TL1A is a member of the TNF superfamily. It performs significantly in the pathogenesis of rheumatic and autoimmune diseases partly through regulating the Th17 pathway. The clinical implication of circulating TL1A in patients with systemic sclerosis (SSc) remains unclear, and correlation between TL1A and Th17-related cytokines in the pathogenesis of SSc needs to be discussed. We measured serum levels of TL1A and Th17-related cytokines by ELISA in 47 patients with SSc, 56 patients with SLE, and 53 healthy subjects, and investigated association of these cytokines with clinical manifestations and laboratory variables. TL1A in relation to Th17-related cytokines were examined.

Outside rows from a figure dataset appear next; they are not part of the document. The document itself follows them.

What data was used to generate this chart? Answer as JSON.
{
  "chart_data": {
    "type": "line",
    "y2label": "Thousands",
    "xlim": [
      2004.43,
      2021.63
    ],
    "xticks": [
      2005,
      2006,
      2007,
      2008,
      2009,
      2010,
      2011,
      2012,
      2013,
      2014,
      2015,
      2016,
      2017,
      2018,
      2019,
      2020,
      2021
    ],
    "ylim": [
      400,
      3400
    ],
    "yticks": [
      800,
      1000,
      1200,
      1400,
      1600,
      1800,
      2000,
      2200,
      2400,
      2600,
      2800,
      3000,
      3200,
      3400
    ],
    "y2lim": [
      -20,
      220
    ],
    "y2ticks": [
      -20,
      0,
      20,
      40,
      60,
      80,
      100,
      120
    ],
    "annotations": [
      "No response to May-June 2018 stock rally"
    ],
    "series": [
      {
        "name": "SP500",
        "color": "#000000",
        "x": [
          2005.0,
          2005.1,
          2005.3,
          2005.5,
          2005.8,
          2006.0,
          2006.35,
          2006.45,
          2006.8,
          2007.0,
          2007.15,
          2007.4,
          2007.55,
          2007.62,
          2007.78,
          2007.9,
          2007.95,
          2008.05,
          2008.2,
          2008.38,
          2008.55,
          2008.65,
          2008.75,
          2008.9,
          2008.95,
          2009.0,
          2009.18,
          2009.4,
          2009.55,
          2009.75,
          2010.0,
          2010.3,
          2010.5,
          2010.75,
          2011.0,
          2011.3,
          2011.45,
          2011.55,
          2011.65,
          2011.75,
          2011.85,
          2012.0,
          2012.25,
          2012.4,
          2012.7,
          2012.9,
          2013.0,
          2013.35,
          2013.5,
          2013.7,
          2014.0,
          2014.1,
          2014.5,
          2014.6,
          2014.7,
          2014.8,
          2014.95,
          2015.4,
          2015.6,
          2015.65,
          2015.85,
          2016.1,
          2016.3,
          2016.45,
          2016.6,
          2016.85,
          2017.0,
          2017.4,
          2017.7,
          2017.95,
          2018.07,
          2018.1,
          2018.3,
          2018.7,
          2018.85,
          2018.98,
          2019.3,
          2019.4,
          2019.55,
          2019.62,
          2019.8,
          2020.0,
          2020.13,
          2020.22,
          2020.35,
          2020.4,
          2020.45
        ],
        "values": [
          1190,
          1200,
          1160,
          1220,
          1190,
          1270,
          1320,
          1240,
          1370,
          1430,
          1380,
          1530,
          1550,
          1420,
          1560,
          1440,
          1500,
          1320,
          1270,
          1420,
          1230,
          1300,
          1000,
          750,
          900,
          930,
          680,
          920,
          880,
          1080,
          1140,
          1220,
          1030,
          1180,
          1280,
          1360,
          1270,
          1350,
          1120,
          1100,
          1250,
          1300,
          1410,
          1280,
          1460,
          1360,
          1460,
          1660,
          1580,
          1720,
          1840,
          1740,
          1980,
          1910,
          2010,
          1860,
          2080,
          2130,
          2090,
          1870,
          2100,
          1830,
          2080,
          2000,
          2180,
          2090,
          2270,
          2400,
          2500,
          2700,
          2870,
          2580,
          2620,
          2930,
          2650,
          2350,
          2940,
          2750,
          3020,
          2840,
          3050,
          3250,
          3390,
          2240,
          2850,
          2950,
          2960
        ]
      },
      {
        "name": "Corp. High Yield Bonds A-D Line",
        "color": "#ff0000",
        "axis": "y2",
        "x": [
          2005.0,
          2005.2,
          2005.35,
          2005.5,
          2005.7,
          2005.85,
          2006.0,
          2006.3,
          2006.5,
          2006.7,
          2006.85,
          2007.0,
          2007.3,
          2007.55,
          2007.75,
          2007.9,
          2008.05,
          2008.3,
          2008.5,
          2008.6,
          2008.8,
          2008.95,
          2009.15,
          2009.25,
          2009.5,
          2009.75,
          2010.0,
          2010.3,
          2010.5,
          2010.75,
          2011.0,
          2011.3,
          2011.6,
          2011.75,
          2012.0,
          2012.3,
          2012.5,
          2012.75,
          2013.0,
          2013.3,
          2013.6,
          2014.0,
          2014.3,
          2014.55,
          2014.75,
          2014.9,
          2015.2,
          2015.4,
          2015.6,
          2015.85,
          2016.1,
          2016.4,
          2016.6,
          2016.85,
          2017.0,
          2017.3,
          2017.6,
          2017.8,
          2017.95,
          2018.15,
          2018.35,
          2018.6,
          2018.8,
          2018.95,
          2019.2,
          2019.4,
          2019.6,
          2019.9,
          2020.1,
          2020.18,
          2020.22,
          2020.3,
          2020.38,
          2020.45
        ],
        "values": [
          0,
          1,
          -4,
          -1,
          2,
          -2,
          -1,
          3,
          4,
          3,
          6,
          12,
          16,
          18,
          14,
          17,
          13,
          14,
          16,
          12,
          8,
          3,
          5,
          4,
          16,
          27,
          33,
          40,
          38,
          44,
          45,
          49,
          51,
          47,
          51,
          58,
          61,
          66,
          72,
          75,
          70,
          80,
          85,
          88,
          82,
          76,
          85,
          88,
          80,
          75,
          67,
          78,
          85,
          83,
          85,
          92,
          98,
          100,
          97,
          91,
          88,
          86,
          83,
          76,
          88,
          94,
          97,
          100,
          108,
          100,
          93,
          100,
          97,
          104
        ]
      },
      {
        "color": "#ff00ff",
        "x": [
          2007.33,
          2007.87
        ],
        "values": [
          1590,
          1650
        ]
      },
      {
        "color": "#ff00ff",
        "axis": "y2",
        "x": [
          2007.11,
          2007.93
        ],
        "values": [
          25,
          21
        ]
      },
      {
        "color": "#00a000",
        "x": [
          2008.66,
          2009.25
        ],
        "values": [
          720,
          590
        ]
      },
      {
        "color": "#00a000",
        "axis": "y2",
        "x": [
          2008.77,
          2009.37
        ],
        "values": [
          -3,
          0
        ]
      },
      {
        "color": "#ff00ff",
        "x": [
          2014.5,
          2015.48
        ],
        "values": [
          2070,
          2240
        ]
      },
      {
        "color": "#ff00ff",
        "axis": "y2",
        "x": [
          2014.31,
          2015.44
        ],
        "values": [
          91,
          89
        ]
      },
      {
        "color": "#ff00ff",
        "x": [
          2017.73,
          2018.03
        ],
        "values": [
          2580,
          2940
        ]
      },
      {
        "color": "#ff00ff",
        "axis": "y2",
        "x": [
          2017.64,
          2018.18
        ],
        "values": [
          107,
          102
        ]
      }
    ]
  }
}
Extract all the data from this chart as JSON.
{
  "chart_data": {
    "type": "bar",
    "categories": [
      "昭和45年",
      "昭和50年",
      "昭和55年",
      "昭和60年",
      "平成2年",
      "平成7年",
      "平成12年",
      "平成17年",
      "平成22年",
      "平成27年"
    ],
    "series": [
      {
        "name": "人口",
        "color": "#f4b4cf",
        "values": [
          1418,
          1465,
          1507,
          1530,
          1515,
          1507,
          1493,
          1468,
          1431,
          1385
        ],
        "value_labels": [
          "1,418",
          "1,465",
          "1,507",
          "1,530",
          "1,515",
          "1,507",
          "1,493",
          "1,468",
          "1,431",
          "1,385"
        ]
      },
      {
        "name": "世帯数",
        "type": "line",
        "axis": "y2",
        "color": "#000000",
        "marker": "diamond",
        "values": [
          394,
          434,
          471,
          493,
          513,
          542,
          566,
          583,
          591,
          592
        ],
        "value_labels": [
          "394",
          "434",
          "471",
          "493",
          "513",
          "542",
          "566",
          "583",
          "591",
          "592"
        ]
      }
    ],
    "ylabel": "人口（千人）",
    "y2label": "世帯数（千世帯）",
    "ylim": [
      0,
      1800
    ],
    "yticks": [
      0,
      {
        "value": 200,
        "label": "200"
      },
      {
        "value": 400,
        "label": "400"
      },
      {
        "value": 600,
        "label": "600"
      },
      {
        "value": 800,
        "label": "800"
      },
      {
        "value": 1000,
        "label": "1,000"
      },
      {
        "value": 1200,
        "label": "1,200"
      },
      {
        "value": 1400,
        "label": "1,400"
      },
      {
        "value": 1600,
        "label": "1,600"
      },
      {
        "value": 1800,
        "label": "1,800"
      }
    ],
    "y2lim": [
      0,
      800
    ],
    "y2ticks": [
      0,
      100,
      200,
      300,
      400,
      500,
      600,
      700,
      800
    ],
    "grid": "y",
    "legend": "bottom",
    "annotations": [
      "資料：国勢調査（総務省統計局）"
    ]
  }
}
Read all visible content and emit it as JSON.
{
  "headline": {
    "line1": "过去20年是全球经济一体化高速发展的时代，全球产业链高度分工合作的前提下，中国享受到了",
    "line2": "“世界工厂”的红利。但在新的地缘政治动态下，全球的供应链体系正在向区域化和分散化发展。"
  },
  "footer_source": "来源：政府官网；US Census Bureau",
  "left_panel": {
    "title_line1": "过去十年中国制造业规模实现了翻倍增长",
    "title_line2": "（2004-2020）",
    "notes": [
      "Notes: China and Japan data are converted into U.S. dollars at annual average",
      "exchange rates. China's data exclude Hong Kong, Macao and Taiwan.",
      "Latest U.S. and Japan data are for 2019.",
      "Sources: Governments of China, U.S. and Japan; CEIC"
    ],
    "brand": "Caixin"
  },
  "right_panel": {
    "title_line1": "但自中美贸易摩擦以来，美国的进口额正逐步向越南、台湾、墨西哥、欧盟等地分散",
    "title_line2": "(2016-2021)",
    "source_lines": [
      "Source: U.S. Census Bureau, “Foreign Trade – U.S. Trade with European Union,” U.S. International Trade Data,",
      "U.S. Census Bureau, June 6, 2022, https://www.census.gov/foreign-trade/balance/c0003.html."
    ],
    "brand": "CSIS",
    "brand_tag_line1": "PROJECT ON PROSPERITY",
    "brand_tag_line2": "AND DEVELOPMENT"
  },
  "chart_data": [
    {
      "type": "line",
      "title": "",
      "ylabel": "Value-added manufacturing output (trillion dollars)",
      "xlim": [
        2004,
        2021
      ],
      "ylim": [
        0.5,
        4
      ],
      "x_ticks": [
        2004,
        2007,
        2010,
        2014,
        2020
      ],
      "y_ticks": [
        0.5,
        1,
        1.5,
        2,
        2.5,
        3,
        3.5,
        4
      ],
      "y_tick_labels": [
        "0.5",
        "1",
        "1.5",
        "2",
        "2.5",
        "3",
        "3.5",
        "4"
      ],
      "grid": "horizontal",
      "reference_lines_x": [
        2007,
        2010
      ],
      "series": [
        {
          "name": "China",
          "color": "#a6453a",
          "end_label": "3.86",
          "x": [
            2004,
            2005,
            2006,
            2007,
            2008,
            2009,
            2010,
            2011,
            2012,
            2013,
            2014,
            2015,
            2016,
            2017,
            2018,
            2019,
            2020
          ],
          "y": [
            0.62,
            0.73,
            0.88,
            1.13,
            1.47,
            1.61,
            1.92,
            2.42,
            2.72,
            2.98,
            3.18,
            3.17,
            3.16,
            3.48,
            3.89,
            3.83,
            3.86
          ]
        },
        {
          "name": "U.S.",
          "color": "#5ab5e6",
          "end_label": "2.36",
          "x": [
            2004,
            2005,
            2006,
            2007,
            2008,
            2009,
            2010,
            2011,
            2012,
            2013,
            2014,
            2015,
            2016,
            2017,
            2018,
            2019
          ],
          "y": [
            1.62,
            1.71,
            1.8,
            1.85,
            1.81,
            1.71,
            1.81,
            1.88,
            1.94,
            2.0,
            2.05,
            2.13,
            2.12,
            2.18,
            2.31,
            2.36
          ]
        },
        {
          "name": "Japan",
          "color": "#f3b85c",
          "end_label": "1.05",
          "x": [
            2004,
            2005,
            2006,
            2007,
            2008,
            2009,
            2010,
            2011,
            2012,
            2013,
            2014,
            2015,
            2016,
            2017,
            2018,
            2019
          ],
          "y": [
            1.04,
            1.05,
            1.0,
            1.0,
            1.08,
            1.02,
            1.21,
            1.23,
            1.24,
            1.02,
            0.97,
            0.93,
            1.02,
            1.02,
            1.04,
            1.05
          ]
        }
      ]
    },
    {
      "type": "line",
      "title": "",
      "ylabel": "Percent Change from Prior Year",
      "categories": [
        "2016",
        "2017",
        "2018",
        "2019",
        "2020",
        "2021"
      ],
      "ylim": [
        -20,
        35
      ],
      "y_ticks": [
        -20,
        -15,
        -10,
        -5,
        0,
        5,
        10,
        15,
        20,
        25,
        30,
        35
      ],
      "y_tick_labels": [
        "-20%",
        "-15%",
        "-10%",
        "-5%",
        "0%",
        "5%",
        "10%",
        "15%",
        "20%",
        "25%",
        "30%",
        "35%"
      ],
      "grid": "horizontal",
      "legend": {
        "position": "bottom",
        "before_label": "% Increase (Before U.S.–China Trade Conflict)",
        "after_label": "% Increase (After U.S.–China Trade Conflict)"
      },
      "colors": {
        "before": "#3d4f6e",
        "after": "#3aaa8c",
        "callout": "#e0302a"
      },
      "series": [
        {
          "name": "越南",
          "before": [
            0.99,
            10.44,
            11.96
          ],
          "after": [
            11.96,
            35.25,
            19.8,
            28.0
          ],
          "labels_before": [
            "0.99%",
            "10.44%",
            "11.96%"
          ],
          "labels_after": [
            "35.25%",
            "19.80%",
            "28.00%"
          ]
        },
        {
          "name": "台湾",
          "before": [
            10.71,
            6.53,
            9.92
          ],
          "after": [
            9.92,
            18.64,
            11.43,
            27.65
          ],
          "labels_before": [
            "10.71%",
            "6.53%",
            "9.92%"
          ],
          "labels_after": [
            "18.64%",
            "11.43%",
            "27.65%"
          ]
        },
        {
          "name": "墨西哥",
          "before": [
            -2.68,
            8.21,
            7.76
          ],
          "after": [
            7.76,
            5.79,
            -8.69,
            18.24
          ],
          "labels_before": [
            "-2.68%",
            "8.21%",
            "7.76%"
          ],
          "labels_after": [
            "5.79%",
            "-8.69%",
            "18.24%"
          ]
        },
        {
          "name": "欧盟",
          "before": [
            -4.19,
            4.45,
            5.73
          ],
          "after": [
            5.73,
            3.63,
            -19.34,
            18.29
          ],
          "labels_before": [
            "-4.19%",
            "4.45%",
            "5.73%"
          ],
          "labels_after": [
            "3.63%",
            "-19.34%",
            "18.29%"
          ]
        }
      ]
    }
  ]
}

In addition, the transcript level of TL1A in peripheral blood mononuclear cells (PBMCs) was determined by real-time reverse transcription polymerase chain reaction (real-time PCR). Serum TL1A levels were higher in patients with SSc than in healthy controls (P = 0.001), but were lower compared with SLE patients (P = 0.004). Diffuse cutaneous SSc or limited cutaneous SSc patients reported elevated expression of TL1A than those in healthy controls (P = 0.002, P = 0.007). Patients with active disease showed significantly higher expression of TL1A when compared with less active disease (P = 0.014). SSc patients with arthritis, elevated IgG titer, ESR >30 mm/h, and CRP >5 mg/l displayed elevated expression of TL1A, respectively. Serum levels of IL-17 and IL-21 were increased in SSc patients compared with healthy controls and positively related to TL1A levels (r = 0.373, P = 0.010; r = 0.370, P = 0.011, respectively). Moreover, TL1A mRNA expression in PBMCs was significantly higher in patients with SSc compared with healthy controls (P < 0.001). TL1A may play a role in the development of SSc.